O posicionamento do arranhador é o fator mais ignorado. Um arranhador guardado no canto do quarto não vai competir com o sofá da sala. Coloque-o exatamente onde o gato já arranha — ao lado ou na frente da área preferida. Nos primeiros dias, essa proximidade física é o que vai fazer a diferença.

A altura e estabilidade também importam. Gatos se esticam ao arranhar; um arranhador baixo demais não permite esse movimento e será ignorado. Modelos que balançam ao ser usados têm a mesma rejeição — o animal precisa sentir resistência firme.

2. Como reforçar o uso correto

Redirecionar não basta sem reforço positivo. Quando o gato usar o arranhador, elogie imediatamente — uma voz animada, um carinho ou um petisco logo após o comportamento. O reforço precisa ser imediato para que o gato conecte a ação ao resultado.

Consistência nas primeiras semanas é o que determina se o hábito se consolida.
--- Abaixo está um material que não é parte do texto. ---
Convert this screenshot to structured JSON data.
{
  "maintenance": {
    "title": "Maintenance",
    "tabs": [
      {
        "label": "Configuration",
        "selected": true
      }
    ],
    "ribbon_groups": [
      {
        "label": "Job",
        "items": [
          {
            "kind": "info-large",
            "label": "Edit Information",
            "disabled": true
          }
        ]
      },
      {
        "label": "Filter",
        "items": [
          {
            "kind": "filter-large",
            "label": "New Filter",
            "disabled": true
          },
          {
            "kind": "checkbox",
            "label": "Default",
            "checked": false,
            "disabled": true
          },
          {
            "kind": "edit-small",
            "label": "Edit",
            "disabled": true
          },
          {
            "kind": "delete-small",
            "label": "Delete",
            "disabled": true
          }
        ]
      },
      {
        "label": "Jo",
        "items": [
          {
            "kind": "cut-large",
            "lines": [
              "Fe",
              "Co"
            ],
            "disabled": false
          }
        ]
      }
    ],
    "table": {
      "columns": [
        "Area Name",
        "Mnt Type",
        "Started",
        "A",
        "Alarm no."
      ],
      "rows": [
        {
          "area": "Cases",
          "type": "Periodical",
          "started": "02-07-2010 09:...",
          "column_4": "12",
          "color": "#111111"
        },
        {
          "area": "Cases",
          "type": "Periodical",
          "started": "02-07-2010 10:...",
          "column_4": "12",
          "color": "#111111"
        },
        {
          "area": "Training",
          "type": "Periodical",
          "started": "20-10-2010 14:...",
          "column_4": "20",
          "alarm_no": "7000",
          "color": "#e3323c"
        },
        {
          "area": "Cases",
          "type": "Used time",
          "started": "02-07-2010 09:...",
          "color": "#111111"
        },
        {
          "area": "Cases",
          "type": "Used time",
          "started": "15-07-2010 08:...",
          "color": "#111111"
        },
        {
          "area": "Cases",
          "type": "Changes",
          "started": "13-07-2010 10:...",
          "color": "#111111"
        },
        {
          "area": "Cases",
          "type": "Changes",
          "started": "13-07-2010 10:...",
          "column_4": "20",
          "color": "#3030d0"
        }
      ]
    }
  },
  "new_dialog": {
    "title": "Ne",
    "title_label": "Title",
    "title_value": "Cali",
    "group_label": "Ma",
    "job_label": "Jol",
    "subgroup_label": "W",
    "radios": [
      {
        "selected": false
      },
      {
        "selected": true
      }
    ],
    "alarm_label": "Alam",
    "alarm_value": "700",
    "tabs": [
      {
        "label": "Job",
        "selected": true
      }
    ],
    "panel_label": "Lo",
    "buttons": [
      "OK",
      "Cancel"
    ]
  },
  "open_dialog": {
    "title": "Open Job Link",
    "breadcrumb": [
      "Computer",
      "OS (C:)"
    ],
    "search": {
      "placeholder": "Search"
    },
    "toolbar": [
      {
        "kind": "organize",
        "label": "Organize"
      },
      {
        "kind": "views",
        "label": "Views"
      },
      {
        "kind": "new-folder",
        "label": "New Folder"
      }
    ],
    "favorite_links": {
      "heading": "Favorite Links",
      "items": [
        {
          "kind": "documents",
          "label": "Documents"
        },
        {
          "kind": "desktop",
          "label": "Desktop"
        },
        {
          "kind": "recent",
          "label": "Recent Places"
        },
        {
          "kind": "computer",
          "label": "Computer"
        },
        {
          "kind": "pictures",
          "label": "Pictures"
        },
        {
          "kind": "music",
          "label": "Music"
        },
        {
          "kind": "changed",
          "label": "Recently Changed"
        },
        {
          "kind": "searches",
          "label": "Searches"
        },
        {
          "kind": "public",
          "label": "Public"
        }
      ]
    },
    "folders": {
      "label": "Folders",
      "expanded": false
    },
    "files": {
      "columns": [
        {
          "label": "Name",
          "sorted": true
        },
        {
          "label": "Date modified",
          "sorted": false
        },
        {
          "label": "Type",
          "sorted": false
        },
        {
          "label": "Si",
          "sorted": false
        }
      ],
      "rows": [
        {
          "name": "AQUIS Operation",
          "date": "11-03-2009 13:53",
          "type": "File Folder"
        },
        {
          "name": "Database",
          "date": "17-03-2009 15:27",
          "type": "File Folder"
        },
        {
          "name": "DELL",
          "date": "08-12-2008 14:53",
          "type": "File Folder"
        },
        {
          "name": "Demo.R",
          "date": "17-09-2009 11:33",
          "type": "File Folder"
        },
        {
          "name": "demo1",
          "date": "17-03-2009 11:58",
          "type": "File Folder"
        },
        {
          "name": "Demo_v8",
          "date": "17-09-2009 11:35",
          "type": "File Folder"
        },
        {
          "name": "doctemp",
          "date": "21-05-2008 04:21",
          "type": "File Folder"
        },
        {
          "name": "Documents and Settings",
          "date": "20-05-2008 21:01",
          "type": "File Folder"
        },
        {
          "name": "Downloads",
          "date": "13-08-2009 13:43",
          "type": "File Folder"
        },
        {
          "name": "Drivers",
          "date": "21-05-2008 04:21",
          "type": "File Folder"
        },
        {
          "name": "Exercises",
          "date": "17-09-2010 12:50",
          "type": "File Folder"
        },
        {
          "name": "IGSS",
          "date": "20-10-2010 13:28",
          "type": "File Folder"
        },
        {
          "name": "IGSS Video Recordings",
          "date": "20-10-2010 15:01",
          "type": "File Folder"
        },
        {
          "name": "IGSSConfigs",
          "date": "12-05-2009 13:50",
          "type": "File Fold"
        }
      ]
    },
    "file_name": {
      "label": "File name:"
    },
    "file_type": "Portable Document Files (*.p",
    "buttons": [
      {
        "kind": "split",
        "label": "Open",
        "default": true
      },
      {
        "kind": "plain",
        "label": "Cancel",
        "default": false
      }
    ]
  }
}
Não é necessário treinar por horas; basta reagir de forma previsível sempre que o comportamento correto acontecer.

O que NÃO fazer

  • Usar spray d'água ou barulho para punir o arranhado — o gato aprende a evitar o arranhador na sua presença, não a usá-lo.
  • Esconder o arranhador em local discreto achando que "vai chamar atenção" — localização inadequada é a causa mais comum de rejeição.
  • Remover as garras como solução permanente — o procedimento é invasivo, não resolve a necessidade de movimento, e é contraindicado por associações veterinárias em todo o mundo.

Perguntas frequentes

Por que meu gato arranha o sofá logo depois de acordar?

O arranhado pós-sono combina duas necessidades: o alongamento que o gato faz ao despertar e a marcação de território logo ao retomar a atividade. É um dos momentos de maior probabilidade de uso — um arranhador posicionado perto do local de descanso resolve bem essa situação.
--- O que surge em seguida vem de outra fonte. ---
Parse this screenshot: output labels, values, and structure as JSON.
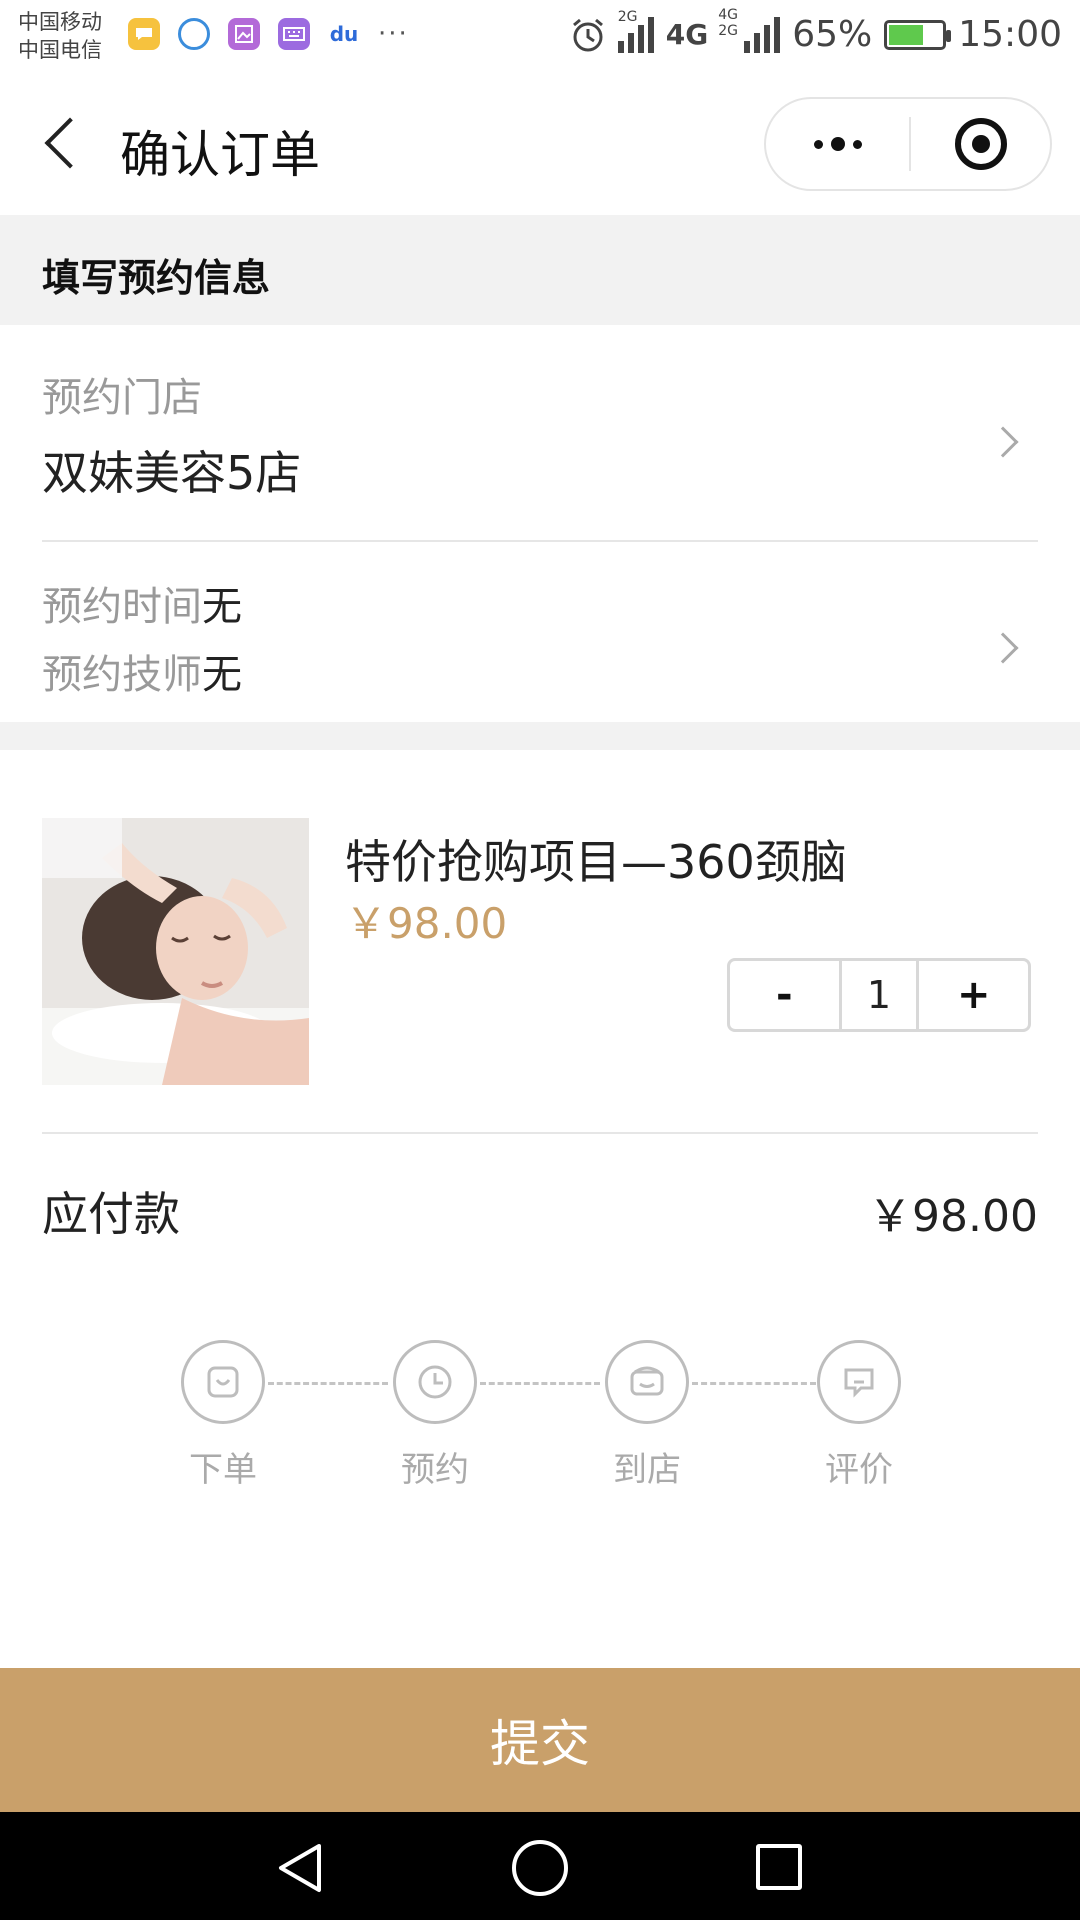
{
  "status_bar": {
    "carrier1": "中国移动",
    "carrier2": "中国电信",
    "app_icons": [
      "message-icon",
      "chat-icon",
      "gallery-icon",
      "keyboard-icon",
      "baidu-icon"
    ],
    "app_du": "du",
    "more": "···",
    "network1": "2G",
    "network2": "4G",
    "network3": "4G",
    "network4": "2G",
    "battery": "65%",
    "battery_level": 0.65,
    "time": "15:00"
  },
  "nav": {
    "title": "确认订单"
  },
  "section": {
    "title": "填写预约信息"
  },
  "store": {
    "label": "预约门店",
    "value": "双妹美容5店"
  },
  "booking": {
    "time_label": "预约时间",
    "time_value": "无",
    "tech_label": "预约技师",
    "tech_value": "无"
  },
  "product": {
    "name": "特价抢购项目—360颈脑",
    "price": "￥98.00",
    "minus": "-",
    "qty": "1",
    "plus": "+"
  },
  "payable": {
    "label": "应付款",
    "amount": "￥98.00"
  },
  "steps": [
    {
      "label": "下单",
      "icon": "bag-icon"
    },
    {
      "label": "预约",
      "icon": "clock-icon"
    },
    {
      "label": "到店",
      "icon": "store-icon"
    },
    {
      "label": "评价",
      "icon": "comment-icon"
    }
  ],
  "submit": {
    "label": "提交"
  },
  "colors": {
    "accent": "#c9a06a",
    "muted": "#999999",
    "section_bg": "#f2f2f2"
  }
}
Gato castrado também precisa de arranhador?

Sim. A castração reduz comportamentos ligados à reprodução, mas o arranhar tem origem em instintos muito anteriores a esses. A marcação territorial e a manutenção das garras continuam presentes independentemente da castração.
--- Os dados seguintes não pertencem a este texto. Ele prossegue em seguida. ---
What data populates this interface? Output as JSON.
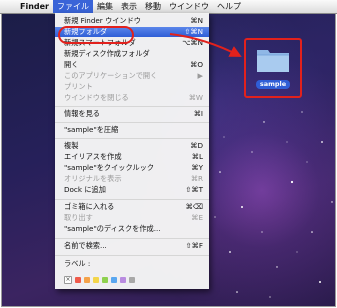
{
  "menubar": {
    "apple_icon": "apple-icon",
    "items": [
      "Finder",
      "ファイル",
      "編集",
      "表示",
      "移動",
      "ウインドウ",
      "ヘルプ"
    ]
  },
  "file_menu": {
    "new_finder_window": {
      "label": "新規 Finder ウインドウ",
      "shortcut": "⌘N"
    },
    "new_folder": {
      "label": "新規フォルダ",
      "shortcut": "⇧⌘N"
    },
    "new_smart_folder": {
      "label": "新規スマートフォルダ",
      "shortcut": "⌥⌘N"
    },
    "new_burn_folder": {
      "label": "新規ディスク作成フォルダ"
    },
    "open": {
      "label": "開く",
      "shortcut": "⌘O"
    },
    "open_with": {
      "label": "このアプリケーションで開く"
    },
    "print": {
      "label": "プリント"
    },
    "close_window": {
      "label": "ウインドウを閉じる",
      "shortcut": "⌘W"
    },
    "get_info": {
      "label": "情報を見る",
      "shortcut": "⌘I"
    },
    "compress": {
      "label": "\"sample\"を圧縮"
    },
    "duplicate": {
      "label": "複製",
      "shortcut": "⌘D"
    },
    "make_alias": {
      "label": "エイリアスを作成",
      "shortcut": "⌘L"
    },
    "quick_look": {
      "label": "\"sample\"をクイックルック",
      "shortcut": "⌘Y"
    },
    "show_original": {
      "label": "オリジナルを表示",
      "shortcut": "⌘R"
    },
    "add_to_dock": {
      "label": "Dock に追加",
      "shortcut": "⇧⌘T"
    },
    "move_to_trash": {
      "label": "ゴミ箱に入れる",
      "shortcut": "⌘⌫"
    },
    "eject": {
      "label": "取り出す",
      "shortcut": "⌘E"
    },
    "burn": {
      "label": "\"sample\"のディスクを作成..."
    },
    "find_by_name": {
      "label": "名前で検索...",
      "shortcut": "⇧⌘F"
    },
    "label_title": "ラベル :",
    "label_colors": [
      "#ef5a4b",
      "#f4a24a",
      "#f3d54a",
      "#8fd14f",
      "#5aa7f0",
      "#b98be0",
      "#a8a8a8"
    ]
  },
  "desktop": {
    "folder_name": "sample"
  },
  "colors": {
    "highlight": "#2f5ed6",
    "annotation_red": "#e2211c"
  }
}
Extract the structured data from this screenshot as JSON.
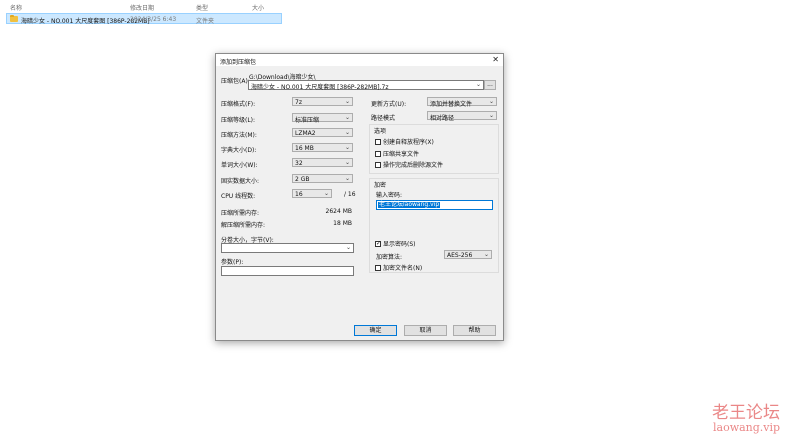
{
  "explorer": {
    "columns": [
      "名称",
      "修改日期",
      "类型",
      "大小"
    ],
    "file": {
      "name": "海暗少女 - NO.001 大尺度套图 [386P-282MB]",
      "date": "2024/3/25 6:43",
      "type": "文件夹"
    }
  },
  "dialog": {
    "title": "添加到压缩包",
    "archive_label": "压缩包(A):",
    "archive_path": "G:\\Download\\海暗少女\\",
    "archive_name": "海暗少女 - NO.001 大尺度套图 [386P-282MB].7z",
    "browse_label": "...",
    "format_label": "压缩格式(F):",
    "format_value": "7z",
    "level_label": "压缩等级(L):",
    "level_value": "标准压缩",
    "method_label": "压缩方法(M):",
    "method_value": "LZMA2",
    "dict_label": "字典大小(D):",
    "dict_value": "16 MB",
    "word_label": "单词大小(W):",
    "word_value": "32",
    "solid_label": "固实数据大小:",
    "solid_value": "2 GB",
    "cpu_label": "CPU 线程数:",
    "cpu_value": "16",
    "cpu_total": "/ 16",
    "mem_comp_label": "压缩所需内存:",
    "mem_comp_value": "2624 MB",
    "mem_decomp_label": "解压缩所需内存:",
    "mem_decomp_value": "18 MB",
    "split_label": "分卷大小，字节(V):",
    "params_label": "参数(P):",
    "update_label": "更新方式(U):",
    "update_value": "添加并替换文件",
    "path_label": "路径模式",
    "path_value": "相对路径",
    "options_title": "选项",
    "opt_sfx": "创建自释放程序(X)",
    "opt_shared": "压缩共享文件",
    "opt_delete": "操作完成后删除源文件",
    "enc_title": "加密",
    "pwd_label": "输入密码:",
    "pwd_value": "老王论坛laowang.vip",
    "show_pwd": "显示密码(S)",
    "enc_method_label": "加密算法:",
    "enc_method_value": "AES-256",
    "enc_names": "加密文件名(N)",
    "ok": "确定",
    "cancel": "取消",
    "help": "帮助"
  },
  "watermark": {
    "cn": "老王论坛",
    "url": "laowang.vip"
  }
}
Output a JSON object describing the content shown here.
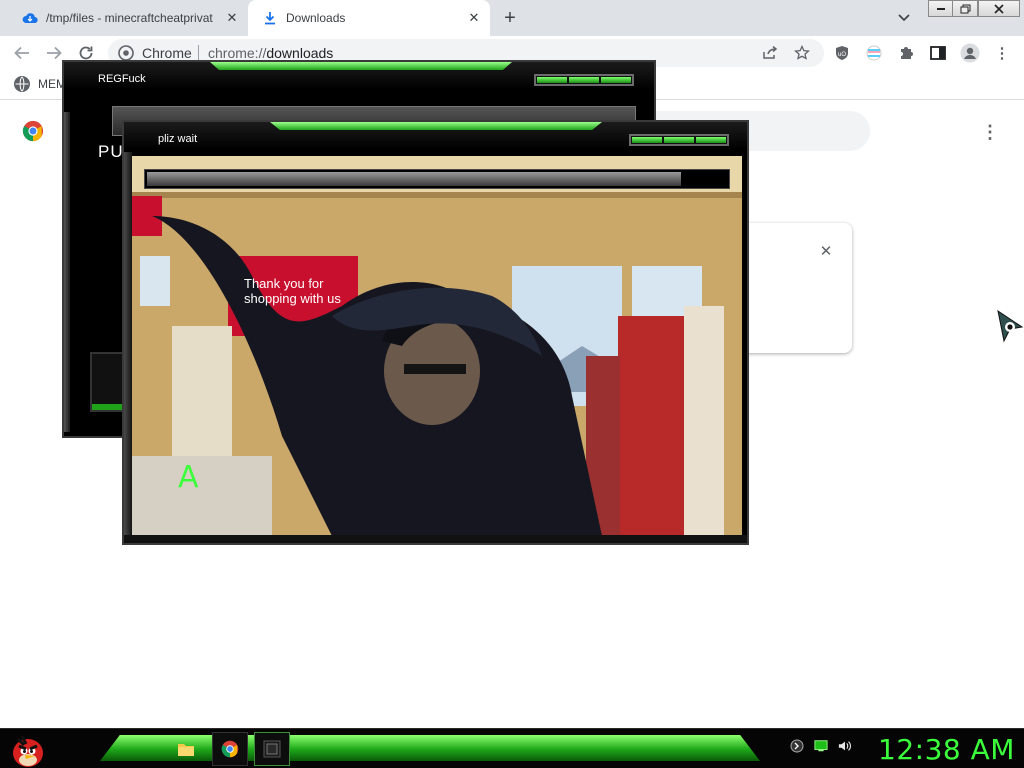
{
  "browser": {
    "tabs": [
      {
        "title": "/tmp/files - minecraftcheatprivat",
        "icon": "cloud-icon",
        "active": false
      },
      {
        "title": "Downloads",
        "icon": "download-icon",
        "active": true
      }
    ],
    "new_tab_icon": "plus-icon",
    "tab_search_icon": "chevron-down-icon",
    "window_controls": [
      "minimize",
      "restore",
      "close"
    ],
    "omnibox": {
      "site_name": "Chrome",
      "url_scheme": "chrome://",
      "url_path": "downloads"
    },
    "toolbar_icons": [
      "share-icon",
      "star-icon",
      "ublock-icon",
      "extension-flag-icon",
      "puzzle-icon",
      "side-panel-icon",
      "profile-icon",
      "kebab-menu-icon"
    ],
    "bookmarks": [
      {
        "label": "MEM",
        "icon": "globe-icon"
      }
    ]
  },
  "downloads_page": {
    "logo": "chrome-logo",
    "menu_icon": "kebab-menu-icon",
    "card_close_icon": "close-icon"
  },
  "malware_windows": {
    "back": {
      "title": "REGFuck",
      "partial_label": "PUS"
    },
    "front": {
      "title": "pliz wait",
      "progress": 0.92,
      "video_caption_sign": "Thank you for shopping with us",
      "video_overlay_letter": "A"
    }
  },
  "taskbar": {
    "start_icon": "angry-bird-icon",
    "apps": [
      "file-explorer-icon",
      "chrome-icon",
      "malware-app-icon"
    ],
    "tray": [
      "shield-tray-icon",
      "network-tray-icon",
      "volume-tray-icon"
    ],
    "clock": "12:38 AM"
  },
  "colors": {
    "accent_green": "#3cff3c",
    "chrome_tabstrip": "#dee1e6",
    "malware_body": "#000000"
  }
}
Existe algum material de arranhador que funciona melhor?

Depende da preferência individual do gato. Os materiais mais aceitos são sisal, papelão e carpete. Se o animal rejeitar um modelo, a troca de material costuma resolver — vale observar qual textura ele já busca espontaneamente.

Em quanto tempo o gato aprende a usar o arranhador?

Com o arranhador bem posicionado e reforço positivo consistente, a maioria dos gatos começa a preferir a nova superfície em três a sete dias. Gatos mais velhos podem levar um pouco mais, mas respondem ao mesmo método.

É normal o gato arranhar mais em períodos de mudança ou estresse?

Sim. O arranhado também tem função de autorregulação emocional — em situações de mudança de ambiente, chegada de outro animal ou alteração de rotina, o comportamento pode aumentar temporariamente. Isso é esperado e diminui quando o animal se adapta.


Arranhar não é um problema de temperamento: é uma característica da espécie. Quando o tutor para de interpretar o comportamento como desafio e começa a oferecer uma alternativa adequada, o sofá para de ser o alvo.